Construction output growth eased to 0.7% in October 2014 on the same period a year ago, its slowest pace since June 2013, according to a report published today (12 December) by the Office for National Statistics.
On a month-by-month basis, construction output contracted by 2.2% in October compared with September. New orders for Q3 2014 grew by 3.2% on the same period a year ago and a range of external indicators show that output growth remains strong.
On an annual basis, the main categories of construction output showed divergent trends. Overall growth was driven by new work, which rose by 1.4%. Within new work, the strongest component was housing (public and private), which increased by around 18%. In contrast, repair & maintenance work contracted, led by a fall of 2.1% in housing.
On a monthly basis, the reduction in construction output was more uniform. New work and repair & maintenance both contracted. New work fell by 1.7% due to declines in private sector components.
Repair & maintenance output fell by 3.1% as all components contracted. The only sub-category of construction output that saw an increase was public new work (excluding infrastructure), which was up marginally.
New orders for construction grew by 3.2% on the same period a year ago in Q3 2014, and by 5.2% on the previous quarter to reach their highest level since Q2 2013. New orders were driven by private housing and private commercial orders, which rose by around 14% and 45% respectively on an annual basis. The strength of new orders for private housing is consistent with the number of housing starts, which has remained firm in recent periods.

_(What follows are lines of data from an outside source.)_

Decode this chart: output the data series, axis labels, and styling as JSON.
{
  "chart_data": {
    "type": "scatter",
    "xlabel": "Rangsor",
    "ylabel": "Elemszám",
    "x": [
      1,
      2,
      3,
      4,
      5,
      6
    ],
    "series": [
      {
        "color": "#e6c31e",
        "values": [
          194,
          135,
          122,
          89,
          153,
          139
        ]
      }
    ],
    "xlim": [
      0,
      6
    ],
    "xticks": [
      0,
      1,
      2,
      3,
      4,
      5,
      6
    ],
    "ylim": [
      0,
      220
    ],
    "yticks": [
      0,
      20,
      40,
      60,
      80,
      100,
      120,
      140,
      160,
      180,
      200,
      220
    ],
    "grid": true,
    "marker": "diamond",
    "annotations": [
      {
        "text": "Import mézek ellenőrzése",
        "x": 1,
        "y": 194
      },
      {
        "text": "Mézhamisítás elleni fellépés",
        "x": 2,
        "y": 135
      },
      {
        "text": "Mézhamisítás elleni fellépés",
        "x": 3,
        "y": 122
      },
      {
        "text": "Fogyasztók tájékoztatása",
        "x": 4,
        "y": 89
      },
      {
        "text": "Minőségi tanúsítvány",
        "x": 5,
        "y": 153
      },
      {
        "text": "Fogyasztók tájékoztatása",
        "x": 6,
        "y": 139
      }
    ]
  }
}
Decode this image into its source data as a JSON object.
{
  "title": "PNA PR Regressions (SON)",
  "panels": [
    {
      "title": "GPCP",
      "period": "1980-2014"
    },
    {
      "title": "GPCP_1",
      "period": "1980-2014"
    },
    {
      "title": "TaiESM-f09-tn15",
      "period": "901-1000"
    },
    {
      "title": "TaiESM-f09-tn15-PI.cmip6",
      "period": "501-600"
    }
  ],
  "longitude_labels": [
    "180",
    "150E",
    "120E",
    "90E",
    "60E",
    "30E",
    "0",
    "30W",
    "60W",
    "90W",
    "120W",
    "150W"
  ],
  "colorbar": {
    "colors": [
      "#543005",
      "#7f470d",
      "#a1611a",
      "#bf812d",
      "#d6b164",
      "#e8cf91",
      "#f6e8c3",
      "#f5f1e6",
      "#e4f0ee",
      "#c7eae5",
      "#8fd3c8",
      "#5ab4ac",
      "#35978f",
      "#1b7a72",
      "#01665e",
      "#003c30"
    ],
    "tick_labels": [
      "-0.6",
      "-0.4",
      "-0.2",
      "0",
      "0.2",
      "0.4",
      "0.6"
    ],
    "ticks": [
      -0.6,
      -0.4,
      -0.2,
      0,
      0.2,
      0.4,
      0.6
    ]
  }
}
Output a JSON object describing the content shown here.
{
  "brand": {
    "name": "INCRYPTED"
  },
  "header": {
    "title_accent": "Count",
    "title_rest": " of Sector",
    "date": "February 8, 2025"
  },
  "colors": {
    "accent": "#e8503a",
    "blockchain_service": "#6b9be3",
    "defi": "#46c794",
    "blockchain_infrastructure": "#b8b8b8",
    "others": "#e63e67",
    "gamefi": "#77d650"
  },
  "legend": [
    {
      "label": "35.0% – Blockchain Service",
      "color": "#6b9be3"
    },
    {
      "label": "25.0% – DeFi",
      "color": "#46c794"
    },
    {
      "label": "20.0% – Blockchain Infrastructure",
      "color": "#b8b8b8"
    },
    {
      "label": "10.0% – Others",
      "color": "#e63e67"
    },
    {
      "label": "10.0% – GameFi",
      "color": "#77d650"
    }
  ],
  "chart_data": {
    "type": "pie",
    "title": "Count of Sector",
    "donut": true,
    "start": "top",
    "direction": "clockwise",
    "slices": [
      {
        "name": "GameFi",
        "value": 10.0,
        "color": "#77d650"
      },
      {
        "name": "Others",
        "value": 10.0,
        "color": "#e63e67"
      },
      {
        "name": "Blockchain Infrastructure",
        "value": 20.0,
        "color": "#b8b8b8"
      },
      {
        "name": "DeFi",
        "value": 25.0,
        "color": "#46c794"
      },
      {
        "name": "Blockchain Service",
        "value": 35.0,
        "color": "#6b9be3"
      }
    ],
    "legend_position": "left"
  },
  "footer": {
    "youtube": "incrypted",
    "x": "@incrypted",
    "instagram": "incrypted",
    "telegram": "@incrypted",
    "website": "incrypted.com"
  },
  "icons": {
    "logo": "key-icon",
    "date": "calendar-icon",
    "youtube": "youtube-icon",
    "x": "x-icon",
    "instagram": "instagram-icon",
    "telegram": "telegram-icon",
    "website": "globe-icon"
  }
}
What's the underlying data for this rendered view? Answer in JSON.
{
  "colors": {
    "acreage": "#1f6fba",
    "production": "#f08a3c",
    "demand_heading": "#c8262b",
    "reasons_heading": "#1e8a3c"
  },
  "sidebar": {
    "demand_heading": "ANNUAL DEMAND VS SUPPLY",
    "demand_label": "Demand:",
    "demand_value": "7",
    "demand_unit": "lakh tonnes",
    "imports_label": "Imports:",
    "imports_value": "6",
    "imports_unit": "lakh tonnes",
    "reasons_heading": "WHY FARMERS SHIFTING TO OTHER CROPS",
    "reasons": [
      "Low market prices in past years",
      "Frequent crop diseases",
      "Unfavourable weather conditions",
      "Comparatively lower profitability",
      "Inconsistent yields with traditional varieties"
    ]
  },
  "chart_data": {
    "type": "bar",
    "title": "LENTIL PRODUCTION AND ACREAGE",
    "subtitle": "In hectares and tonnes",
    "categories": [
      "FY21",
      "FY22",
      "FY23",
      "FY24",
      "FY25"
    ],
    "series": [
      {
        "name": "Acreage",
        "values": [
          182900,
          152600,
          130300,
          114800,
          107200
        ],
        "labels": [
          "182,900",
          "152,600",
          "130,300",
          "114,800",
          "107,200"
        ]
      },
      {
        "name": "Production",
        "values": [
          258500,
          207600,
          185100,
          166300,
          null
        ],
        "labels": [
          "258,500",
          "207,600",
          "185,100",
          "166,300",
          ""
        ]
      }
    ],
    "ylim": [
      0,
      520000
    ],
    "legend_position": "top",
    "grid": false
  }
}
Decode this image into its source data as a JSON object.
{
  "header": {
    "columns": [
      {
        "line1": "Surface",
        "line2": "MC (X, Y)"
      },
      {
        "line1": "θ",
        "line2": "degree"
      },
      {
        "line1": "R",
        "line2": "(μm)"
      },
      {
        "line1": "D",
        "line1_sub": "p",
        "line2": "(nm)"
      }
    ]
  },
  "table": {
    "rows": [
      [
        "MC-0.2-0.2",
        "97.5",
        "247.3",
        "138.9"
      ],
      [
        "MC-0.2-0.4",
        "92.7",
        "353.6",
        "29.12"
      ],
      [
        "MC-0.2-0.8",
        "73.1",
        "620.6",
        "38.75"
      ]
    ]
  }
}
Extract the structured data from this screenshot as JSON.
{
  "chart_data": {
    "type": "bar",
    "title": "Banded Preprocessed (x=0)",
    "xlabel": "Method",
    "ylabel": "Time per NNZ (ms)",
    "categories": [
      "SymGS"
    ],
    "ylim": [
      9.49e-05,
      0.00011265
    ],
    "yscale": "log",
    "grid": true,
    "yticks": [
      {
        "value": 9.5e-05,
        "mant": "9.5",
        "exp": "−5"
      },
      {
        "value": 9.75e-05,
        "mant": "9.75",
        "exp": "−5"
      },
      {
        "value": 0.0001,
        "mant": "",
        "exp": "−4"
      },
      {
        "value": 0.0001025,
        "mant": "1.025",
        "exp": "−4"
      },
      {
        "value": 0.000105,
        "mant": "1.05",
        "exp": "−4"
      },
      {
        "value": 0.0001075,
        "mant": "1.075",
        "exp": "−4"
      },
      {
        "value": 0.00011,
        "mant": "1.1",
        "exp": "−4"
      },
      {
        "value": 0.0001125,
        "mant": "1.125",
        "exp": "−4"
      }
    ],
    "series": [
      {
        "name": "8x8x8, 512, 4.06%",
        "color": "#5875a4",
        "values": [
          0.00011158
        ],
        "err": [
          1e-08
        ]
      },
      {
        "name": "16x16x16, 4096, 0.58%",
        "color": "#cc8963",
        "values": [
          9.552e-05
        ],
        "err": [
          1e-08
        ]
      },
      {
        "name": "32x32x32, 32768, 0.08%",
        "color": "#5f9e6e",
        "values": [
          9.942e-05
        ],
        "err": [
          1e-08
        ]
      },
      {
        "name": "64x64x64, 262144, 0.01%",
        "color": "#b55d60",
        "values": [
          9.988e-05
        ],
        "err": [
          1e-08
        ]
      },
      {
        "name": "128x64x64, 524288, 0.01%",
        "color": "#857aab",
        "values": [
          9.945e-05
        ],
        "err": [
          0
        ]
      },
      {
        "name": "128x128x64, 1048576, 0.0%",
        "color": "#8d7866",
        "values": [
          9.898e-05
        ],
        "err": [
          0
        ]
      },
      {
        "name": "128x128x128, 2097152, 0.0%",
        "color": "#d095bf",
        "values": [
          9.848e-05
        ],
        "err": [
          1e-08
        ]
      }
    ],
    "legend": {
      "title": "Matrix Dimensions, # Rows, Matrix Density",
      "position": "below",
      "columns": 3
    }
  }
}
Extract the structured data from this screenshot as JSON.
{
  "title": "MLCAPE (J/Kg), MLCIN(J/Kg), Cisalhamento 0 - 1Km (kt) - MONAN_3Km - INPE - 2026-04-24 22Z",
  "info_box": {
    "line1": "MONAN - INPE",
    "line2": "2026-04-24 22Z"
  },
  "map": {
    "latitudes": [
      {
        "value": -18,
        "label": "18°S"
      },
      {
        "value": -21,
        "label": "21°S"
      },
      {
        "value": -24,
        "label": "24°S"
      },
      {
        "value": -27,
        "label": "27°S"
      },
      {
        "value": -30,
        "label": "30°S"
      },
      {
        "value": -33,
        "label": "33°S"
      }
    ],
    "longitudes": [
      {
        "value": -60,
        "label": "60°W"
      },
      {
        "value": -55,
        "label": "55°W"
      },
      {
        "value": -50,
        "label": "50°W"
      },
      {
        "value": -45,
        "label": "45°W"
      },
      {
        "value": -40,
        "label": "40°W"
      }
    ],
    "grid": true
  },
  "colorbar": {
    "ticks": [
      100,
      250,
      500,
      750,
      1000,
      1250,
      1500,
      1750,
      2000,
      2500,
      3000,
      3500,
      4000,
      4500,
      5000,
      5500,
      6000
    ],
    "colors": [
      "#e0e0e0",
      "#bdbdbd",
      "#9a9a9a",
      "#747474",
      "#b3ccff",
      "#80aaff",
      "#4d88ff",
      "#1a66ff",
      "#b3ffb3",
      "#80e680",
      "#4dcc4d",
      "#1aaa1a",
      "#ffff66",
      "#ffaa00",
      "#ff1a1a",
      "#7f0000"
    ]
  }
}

A number of external indicators show that the construction industry continues to grow although demand for housing may be easing. The Bank of England’s Agents' Summary of Business Conditions for October 2014 noted that an increasing number of commercial projects were supporting housebuilding. In addition, the Bank of England’s Inflation Report, November 2014 indicated that housing market activity and housing investment may have been supported by greater household optimism and easier credit conditions. This is evidenced by the ONS House Price Index, which showed that annual UK house price inflation increased to 12.1% in the year to September 2014.
The Agents’ Summary also highlighted that demand for housing had softened to become more aligned with supply, leading to less upward pressure on house prices. This was reflected in the Bank of England’s Credit Conditions' Survey for Q3 2014, which reported that demand for residential mortgages had fallen significantly in the quarter. But, despite these developments, housebuilders were yet to scale back activity.